My Name Is Poznań – miejsce dla poznańskich artystów
Reprezentanci lokalnej sceny muzycznej wystąpili podczas panelu „My Name Is Poznań – the next generation, czyli jak skutecznie ułatwić start debiutantom”. Zaproszeni zostali Kuba „Kubeus” Mrozek oraz Zuzanna Lipowicz z duetu Zuta. Dyskusja prowadzona przez Edgara Heina (Radio Afera) obejmowała wyjaśnienie idei projektu, plany wydawnicze oraz wizję Poznania przedstawionego przez artystów na składance. Projekt powstał podczas pandemii, która spowodowała zatrzymanie życia społecznego i kulturalnego. Swoimi doświadczeniami z udziału w tej akcji podzielił się Liedtke., artysta występujący na tegorocznej scenie My Name Is Poznań Showcase.
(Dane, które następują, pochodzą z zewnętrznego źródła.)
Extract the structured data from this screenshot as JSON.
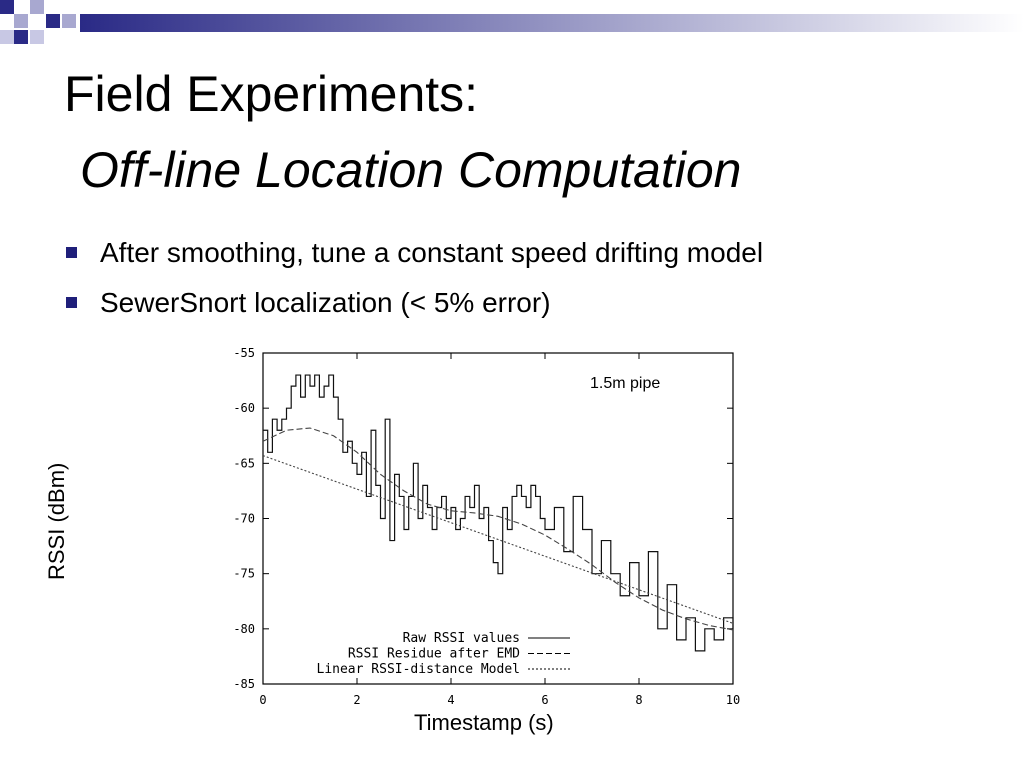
{
  "slide": {
    "title": "Field Experiments:",
    "subtitle": "Off-line Location Computation",
    "bullets": [
      "After smoothing, tune a constant speed drifting model",
      "SewerSnort localization (< 5% error)"
    ],
    "colors": {
      "accent": "#1f1f7a",
      "deco_light": "#9a9ac8"
    }
  },
  "chart_data": {
    "type": "line",
    "xlabel": "Timestamp (s)",
    "ylabel": "RSSI (dBm)",
    "annotation": "1.5m pipe",
    "xlim": [
      0,
      10
    ],
    "ylim": [
      -85,
      -55
    ],
    "xticks": [
      "0",
      "2",
      "4",
      "6",
      "8",
      "10"
    ],
    "yticks": [
      "-55",
      "-60",
      "-65",
      "-70",
      "-75",
      "-80",
      "-85"
    ],
    "legend_position": "bottom-right",
    "grid": false,
    "series": [
      {
        "name": "Raw RSSI values",
        "style": "solid",
        "x": [
          0,
          0.1,
          0.2,
          0.3,
          0.4,
          0.5,
          0.6,
          0.7,
          0.8,
          0.9,
          1.0,
          1.1,
          1.2,
          1.3,
          1.4,
          1.5,
          1.6,
          1.7,
          1.8,
          1.9,
          2.0,
          2.1,
          2.2,
          2.3,
          2.4,
          2.5,
          2.6,
          2.7,
          2.8,
          2.9,
          3.0,
          3.1,
          3.2,
          3.3,
          3.4,
          3.5,
          3.6,
          3.7,
          3.8,
          3.9,
          4.0,
          4.1,
          4.2,
          4.3,
          4.4,
          4.5,
          4.6,
          4.7,
          4.8,
          4.9,
          5.0,
          5.1,
          5.2,
          5.3,
          5.4,
          5.5,
          5.6,
          5.7,
          5.8,
          5.9,
          6.0,
          6.2,
          6.4,
          6.6,
          6.8,
          7.0,
          7.2,
          7.4,
          7.6,
          7.8,
          8.0,
          8.2,
          8.4,
          8.6,
          8.8,
          9.0,
          9.2,
          9.4,
          9.6,
          9.8,
          10.0
        ],
        "y": [
          -62,
          -64,
          -61,
          -62,
          -61,
          -60,
          -58,
          -57,
          -59,
          -57,
          -58,
          -57,
          -59,
          -58,
          -57,
          -59,
          -61,
          -64,
          -63,
          -65,
          -66,
          -64,
          -68,
          -62,
          -67,
          -70,
          -61,
          -72,
          -66,
          -68,
          -71,
          -68,
          -65,
          -70,
          -67,
          -69,
          -71,
          -69,
          -68,
          -70,
          -69,
          -71,
          -70,
          -68,
          -69,
          -67,
          -70,
          -69,
          -72,
          -74,
          -75,
          -69,
          -71,
          -68,
          -67,
          -68,
          -69,
          -67,
          -68,
          -70,
          -71,
          -69,
          -73,
          -68,
          -71,
          -75,
          -72,
          -75,
          -77,
          -74,
          -77,
          -73,
          -80,
          -76,
          -81,
          -79,
          -82,
          -80,
          -81,
          -79,
          -80
        ]
      },
      {
        "name": "RSSI Residue after EMD",
        "style": "dashed",
        "x": [
          0,
          0.5,
          1.0,
          1.5,
          2.0,
          2.5,
          3.0,
          3.5,
          4.0,
          4.5,
          5.0,
          5.5,
          6.0,
          6.5,
          7.0,
          7.5,
          8.0,
          8.5,
          9.0,
          9.5,
          10.0
        ],
        "y": [
          -63,
          -62,
          -61.8,
          -62.5,
          -64,
          -66,
          -67.5,
          -68.7,
          -69.3,
          -69.5,
          -69.8,
          -70.5,
          -71.5,
          -72.8,
          -74.2,
          -75.8,
          -77.2,
          -78.3,
          -79.1,
          -79.7,
          -80.1
        ]
      },
      {
        "name": "Linear RSSI-distance Model",
        "style": "dotted",
        "x": [
          0,
          10
        ],
        "y": [
          -64.3,
          -79.5
        ]
      }
    ]
  }
}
– Uważam, że jest to bardzo dobra formuła do tego, żeby scalić osoby „oddychające podobnym powietrzem”. To świetna opcja, żeby poznać ludzi, nagrać coś w profesjonalnym studiu i zaznaczyć swoją obecność na mapie Poznania – podkreśla artysta.
Artyści wybrani w edycji 4.0 mieli okazję pojawić się na scenie w Lokum Stonewall i zaprezentować swoją twórczość.
Jak podobało się uczestnikom?
Next Fest to miejsce, które prowokuje do poznawania nowej muzyki i rozszerzania swoich horyzontów. Jest wydarzeniem, w którym artyści z mniejszym zasięgiem dostają platformę na swój rozwój i zdobywanie nowych fanów. Całkowitym przypadkiem można trafić na muzykę, którą weźmiesz sobie do serca na długie lata. Zapytałam wybranych uczestników, kto był ich największym odkryciem:
– Właśnie wracamy z koncertu Kajetana Wolasa na Scenie na Piętrze. Jesteśmy zachwycone, to był najlepszy koncert do tej pory – mówią Oliwia i Tatiana, uczestniczki festiwalu.
Pozostaje nic innego, jak tylko czekać na przyszłoroczną edycję festiwalu, która odbędzie się 16-18 kwietnia. Zapisujcie sobie już ten termin w kalendarzach, do zobaczenia!